Singapore’s prime minister has warned that the haze engulfing the city-state could last for weeks, as air pollution soared to record levels.
The pollution standards index peaked at 371 on Thursday, breaking previous records and well above hazardous levels, before falling to about 300.
The haze is the result of forest fires started by farmers clearing land on the Indonesian island of Sumatra.
The issue has sparked accusations between the two neighbours.
Dr Vivian Balakrishnan, Singapore’s Environment and Water Resources Minister, wrote on his Facebook wall that he would demand “definitive action” from Jakarta.
“No country or corporation has the right to pollute the air at the expense of Singaporeans’ health and wellbeing,” he said.

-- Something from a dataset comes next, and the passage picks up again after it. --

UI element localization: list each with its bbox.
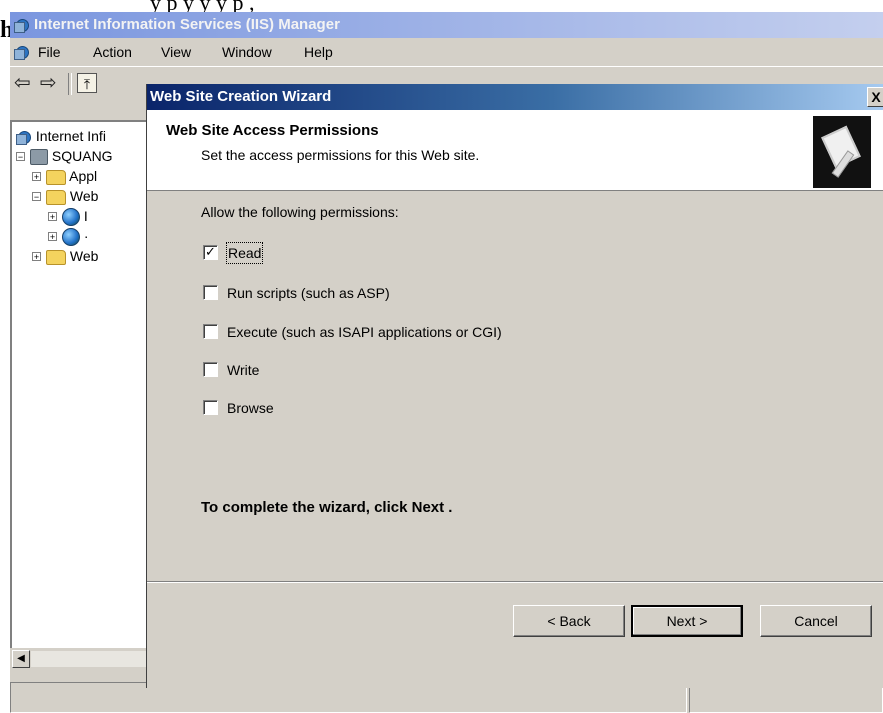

However, Indonesian Minister for People’s Welfare Agung Laksono said that Singapore was “behaving like a child”.
“This is not what the Indonesian nation wants, it is because of nature,” he said.
Environment officials from the two nations have been holding an emergency meeting in Jakarta, to discuss the issue.
Since the haze arrived, Singapore’s buildings have been obscured by the polluted air and the smell of burnt wood has permeated the city-state.
A PSI reading above 200 indicates “very unhealthy” air, while a PSI score above 300 is “hazardous”. Readings are being posted on the website of the National Environment Agency.